Evaluation of Maximum Entropy (Maxent) Machine Learning Model to Assess Relationships between Climate and Corn Suitability

Abstract

Given the impact that climate change is projected to have on agriculture, it is essential to understand the mechanisms and conditions that drive agricultural land suitability. However, existing literature does not provide sufficient guidance on the best modeling methodology to study crop suitability, and there is even less research on how to evaluate the accuracy of such models. Further, studies have yet to demonstrate the use of the Maximum Entropy (Maxent) model in predicting presence and yield of large-scale field crops in the United States. In this study, we investigate the application of the Maxent model to predict crop suitability and present novel methods of evaluating its predictive ability. Maxent is a correlative machine learning model often used to predict cropland suitability.
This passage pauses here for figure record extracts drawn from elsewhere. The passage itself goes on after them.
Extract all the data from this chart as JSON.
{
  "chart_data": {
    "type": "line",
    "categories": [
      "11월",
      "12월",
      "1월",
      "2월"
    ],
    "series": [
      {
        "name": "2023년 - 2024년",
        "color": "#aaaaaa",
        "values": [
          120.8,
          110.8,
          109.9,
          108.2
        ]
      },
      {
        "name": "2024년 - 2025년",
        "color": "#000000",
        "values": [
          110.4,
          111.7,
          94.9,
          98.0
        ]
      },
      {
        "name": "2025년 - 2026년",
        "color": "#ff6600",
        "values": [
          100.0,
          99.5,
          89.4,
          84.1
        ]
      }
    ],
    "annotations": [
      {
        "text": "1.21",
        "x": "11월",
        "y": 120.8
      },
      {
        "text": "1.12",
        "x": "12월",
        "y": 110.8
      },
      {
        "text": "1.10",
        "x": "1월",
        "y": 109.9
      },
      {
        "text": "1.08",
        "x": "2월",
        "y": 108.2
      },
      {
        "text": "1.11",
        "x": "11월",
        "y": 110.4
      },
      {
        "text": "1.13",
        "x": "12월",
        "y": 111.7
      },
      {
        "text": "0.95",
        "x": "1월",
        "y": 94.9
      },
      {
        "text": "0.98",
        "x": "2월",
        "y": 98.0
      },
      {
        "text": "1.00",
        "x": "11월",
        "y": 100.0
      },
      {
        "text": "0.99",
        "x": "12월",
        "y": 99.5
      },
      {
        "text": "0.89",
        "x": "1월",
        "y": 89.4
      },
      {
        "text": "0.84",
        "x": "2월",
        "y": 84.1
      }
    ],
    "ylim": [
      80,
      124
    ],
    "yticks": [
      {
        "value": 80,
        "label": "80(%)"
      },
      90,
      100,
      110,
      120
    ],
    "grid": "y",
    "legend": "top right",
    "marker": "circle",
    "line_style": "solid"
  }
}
In this study, we used Maxent to model land suitability for corn production in the contiguous United States under current bioclimatic conditions. We developed methods for evaluating Maxent’s predictive ability through three comparisons: (i) classification of suitable land units and comparison of results with another similar species distribution model (Random Forest Classification), (ii) comparison of output response curves with existing literature on corn suitability thresholds, and (iii) with correlation of predicted suitability with observed extent and yield. We determined that Maxent was superior to Random Forest, especially in its modeling of areas in which land was likely suitable for corn but was not currently associated with observed corn presence. We also determined that Maxent’s predictions correlated strongly with observed yield statistics and were consistent with existing literature regarding the range of bioclimatic variable values associated with suitable production conditions for corn. We concluded that Maxent was an effective method for modeling current cropland suitability and could be applied to broader issues of agriculture–climate relationships.